Key Takeaways
On Monday, March 19, 2024 Nvidia unveiled a groundbreaking new generation of artificial intelligence (AI) chips and accompanying software designed for running AI models. This significant announcement, made at Nvidia’s developer conference in San Jose, underscores the company’s ongoing efforts to establish itself as the premier supplier for AI enterprises.
Since the emergence of the AI boom in late 2022, catalyzed in part by OpenAI’s ChatGPT, Nvidia has experienced remarkable growth. The company’s share price has surged five-fold, while total sales have more than tripled. Nvidia’s high-end server GPUs play a vital role in both training and deploying large-scale AI models, making them indispensable for companies operating in the AI space. Notably, tech giants like Microsoft and Meta have invested billions of dollars in acquiring Nvidia‘s chips.
Nvidia has unveiled its latest generation of AI graphics processors, dubbed “Blackwell.” Leading this new lineup is the GB200 chip, set to be released later this year. With the introduction of Blackwell, Nvidia aims to entice customers with more powerful chips, sparking a wave of new orders. Notably, demand remains high for the current “Hopper” H100s and similar chips, as companies and software developers strive to secure these cutting-edge technologies.
Nvidia follows a biennial tradition of updating its GPU architecture, delivering significant performance leaps with each iteration. Many AI models introduced in the past year were trained using Nvidia’s Hopper architecture. This was particularly evident in chips like the H100, which was unveiled in 2022.
According to Nvidia, processors based on the Blackwell architecture, such as the GB200, offer a substantial performance boost for AI enterprises. They boast 20 petaflops in AI performance compared to the 4 petaflops of the H100. This enhanced processing power empowers AI companies to train larger and more complex models, enabling advancements in various fields.

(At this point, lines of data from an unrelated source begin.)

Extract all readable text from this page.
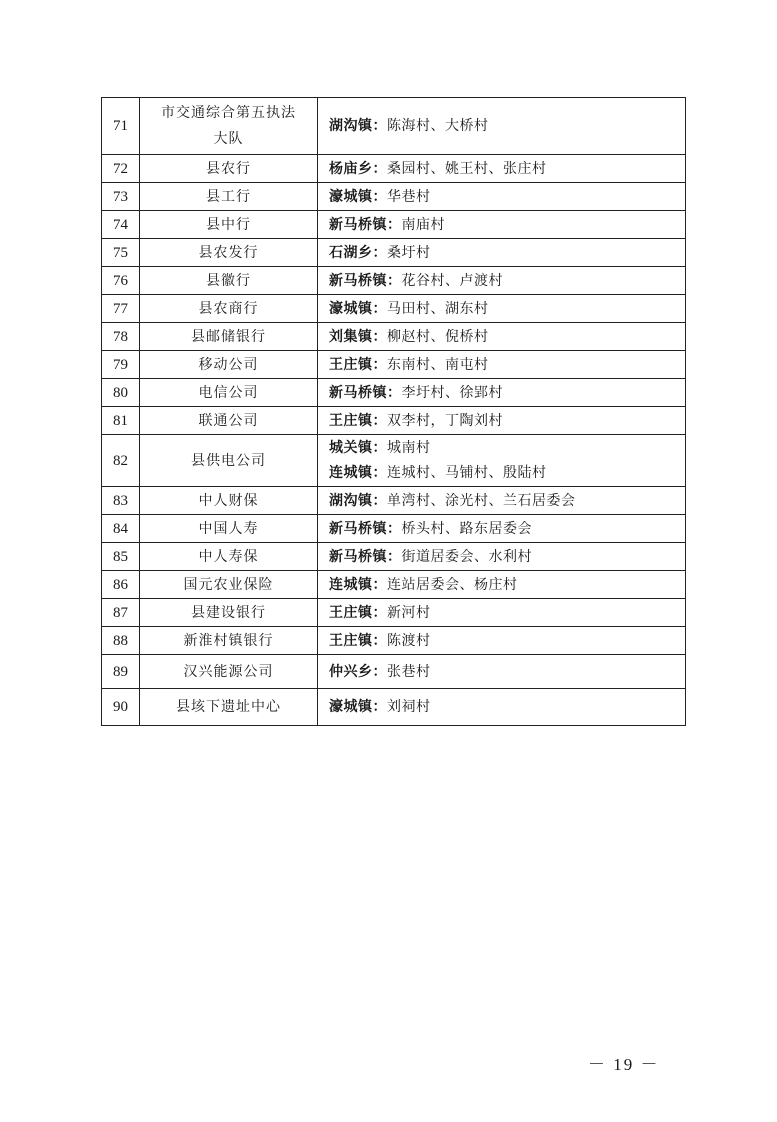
71	市交通综合第五执法大队	湖沟镇：陈海村、大桥村

72	县农行	杨庙乡：桑园村、姚王村、张庄村

73	县工行	濠城镇：华巷村

74	县中行	新马桥镇：南庙村

75	县农发行	石湖乡：桑圩村

76	县徽行	新马桥镇：花谷村、卢渡村

77	县农商行	濠城镇：马田村、湖东村

78	县邮储银行	刘集镇：柳赵村、倪桥村

79	移动公司	王庄镇：东南村、南屯村

80	电信公司	新马桥镇：李圩村、徐郢村

81	联通公司	王庄镇：双李村，丁陶刘村

82	县供电公司	城关镇：城南村
连城镇：连城村、马铺村、殷陆村

83	中人财保	湖沟镇：单湾村、涂光村、兰石居委会

84	中国人寿	新马桥镇：桥头村、路东居委会

85	中人寿保	新马桥镇：街道居委会、水利村

86	国元农业保险	连城镇：连站居委会、杨庄村

87	县建设银行	王庄镇：新河村

88	新淮村镇银行	王庄镇：陈渡村

89	汉兴能源公司	仲兴乡：张巷村

90	县垓下遗址中心	濠城镇：刘祠村
－ 19 －
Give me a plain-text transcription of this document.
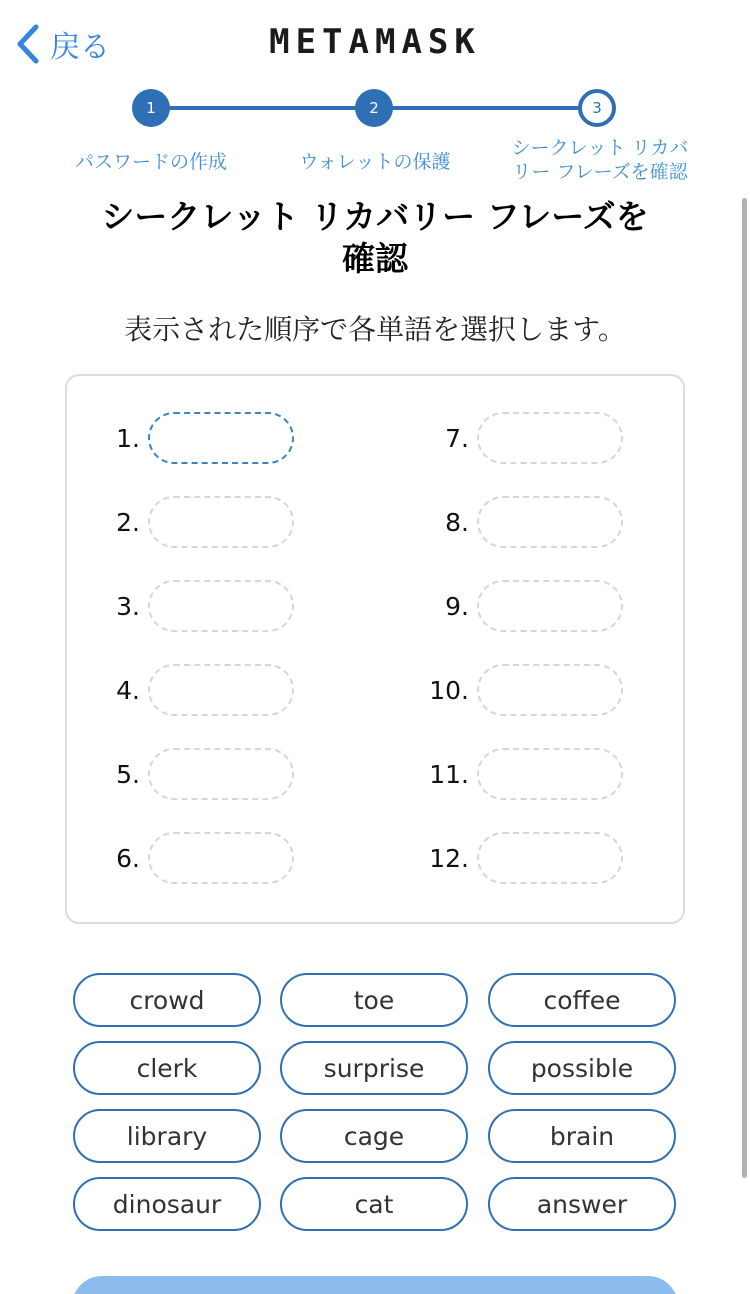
戻る	METAMASK
1	2	3
パスワードの作成	ウォレットの保護
シークレット リカバ
リー フレーズを確認
シークレット リカバリー フレーズを
確認
表示された順序で各単語を選択します。
1.
2.
3.
4.
5.
6.
7.
8.
9.
10.
11.
12.
crowd	toe	coffee
clerk	surprise	possible
library	cage	brain
dinosaur	cat	answer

A standout feature of the Blackwell chip is its dedicated “transformer engine,” tailored specifically to optimize the performance of transformer-based AI, a foundational technology utilized in platforms like ChatGPT.
Physically, the Blackwell GPU is notable for its large size. It integrates two separately manufactured dies into a single chip produced by TSMC. Nvidia will offer the Blackwell chip as part of a comprehensive server solution known as the GB200 NVLink 2, comprising 72 Blackwell GPUs along with other Nvidia components tailored for AI model training.
Tech giants including Amazon, Google, Microsoft, and Oracle are reportedly set to offer access to the GB200 through their cloud services. This cutting-edge chip combines two B200 Blackwell GPUs with an Arm-based Grace CPU. Nvidia disclosed that Amazon Web Services plans to construct a server cluster equipped with a staggering 20,000 GB200 chips.
According to Nvidia, this system can deploy a model with 27 trillion parameters, a significant advancement compared to even the largest existing models like GPT-4. The latter reportedly boasts 1.7 trillion parameters. Many AI researchers believe that larger models with increased parameters and data could unlock unprecedented capabilities.
Although Nvidia has not disclosed the pricing for the new GB200 or the systems it will be integrated into, estimates from analysts suggest that Nvidia’s Hopper-based H100 typically ranges between $25,000 and $40,000 per chip. So, the entire systems would cost up to $200,000.
Nvidia has also introduced a new offering called NIM, which is short for Nvidia Inference Microservice. This is part of Nvidia’s enterprise software subscription.
NIM simplifies the utilization of older Nvidia GPUs for inference tasks, which involve running AI software. This innovation allows companies to leverage their existing inventory of Nvidia GPUs, numbering in the hundreds of millions, for ongoing AI operations. Unlike the resource-intensive process of training new AI models, inference demands less computational power. NIM empowers companies to deploy their own AI models instead of relying on AI-as-a-service solutions offered by providers like OpenAI.
The overarching strategy is to encourage customers who invest in Nvidia-based servers to enroll in Nvidia enterprise, priced at $4,500 per GPU per year for a license.
Nvidia will collaborate with leading AI companies such as Microsoft and Hugging Face to optimize their AI models for compatibility with all eligible Nvidia chips. Subsequently, developers can efficiently deploy these models on their own servers or Nvidia’s cloud-based servers using NIM, streamlining the setup process without sacrificing performance.